Ce magistrat a rendu compte des plaidoiries dans le délibéré de la cour, composée de :
Madame Véronique SOULIER, Présidente de chambre
Monsieur Fabrice DURAND, Président de chambre
Madame Pascale MARTIN, Présidente de Chambre
Greffier lors des débats : Monsieur Kamel BENKHIRA
Les parties ont été avisées que le prononcé de la décision aurait lieu par mise à disposition au greffe le 04 Avril 2025.
ARRÊT
Contradictoire,
Prononcé par mise à disposition au greffe le 04 Avril 2025
Signé par Madame Véronique SOULIER, Présidente de chambre et Monsieur Kamel BENKHIRA, Greffier, auquel la minute de la décision a été remise par le magistrat signataire.
***
EXPOSE DU LITIGE
1. La société par actions simplifiée Potentialis immatriculée au RCS de Toulon sous le n°477 996 433 exerce une activité de sécurité privée.
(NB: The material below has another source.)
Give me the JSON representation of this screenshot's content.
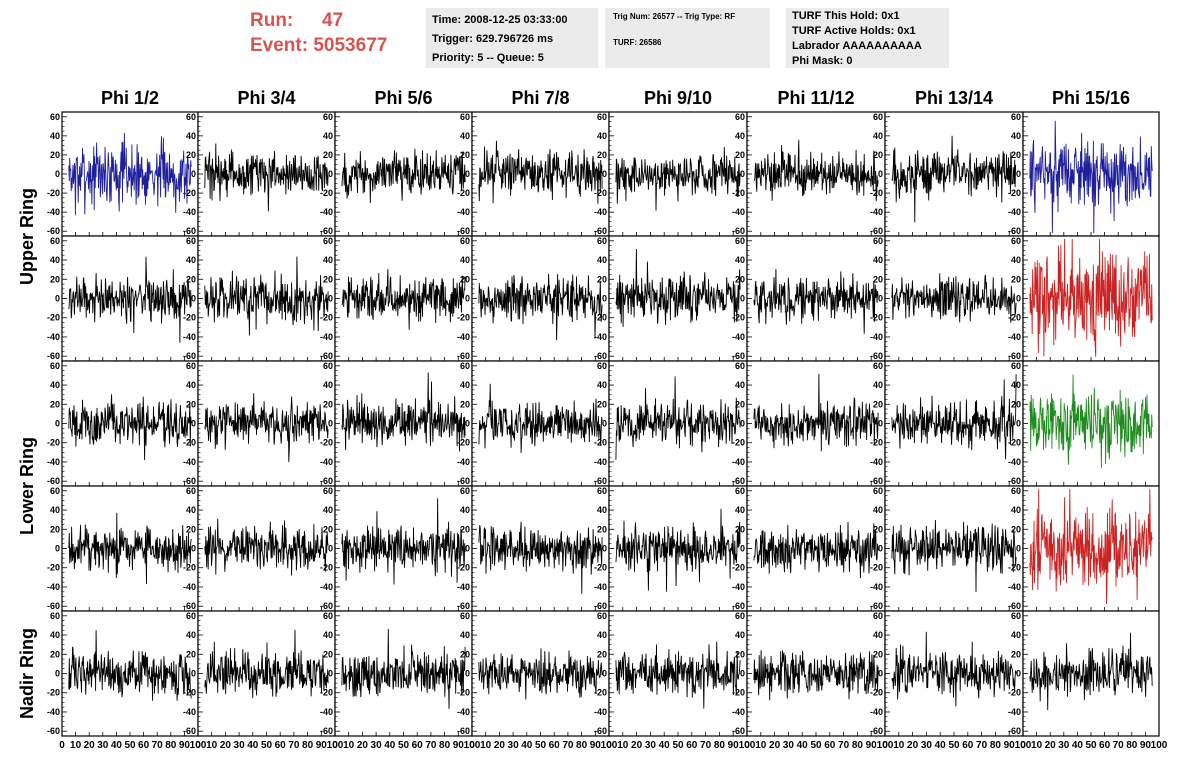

Son effectif est compris entre 250 et 490 salariés.
2. La société a engagé M. [C] [M] [P] le 1er août 2018 par contrat à durée indéterminée à temps complet en qualité d’agent de sécurité. Classé agent d’exploitation N3 E2 au coefficient 140. Au dernier état de la relation de travail, M. [M] percevait 1 606,26 euros pour 151,67 heures de travail par mois.
3. La relation de travail est régie par la convention nationale des entreprises de prévention et de sécurité du 15 février 1985 (IDCC 1351).
4. Le 26 août 2019, M. [M] a été victime d’une agression par arme blanche sur son lieu de travail au supermarché Casino de [Localité 5]. Suite à cet accident de travail, le contrat a été suspendu pour motif médical du 27 août 2019 au 12 décembre 2019.
5. La visite médicale de reprise a eu lieu le 20 décembre 2019, le médecin du travail ne formant aucune réserve sur l’aptitude du salarié.
6. M. [M] a été de nouveau en arrêt de travail pour maladie du 28 janvier au 16 février 2020.
7. Par avis du 20 février 2020, le médecin du travail a proposé l’aménagement du poste de M. [M] en ces termes :
« L’état de santé du salarié nécessite un aménagement dans un poste peu exposé au risque d’agression (surveillance d’entrepôt, poste SSIAP') Ne peut être affecté à un poste de surveillance de magasin. »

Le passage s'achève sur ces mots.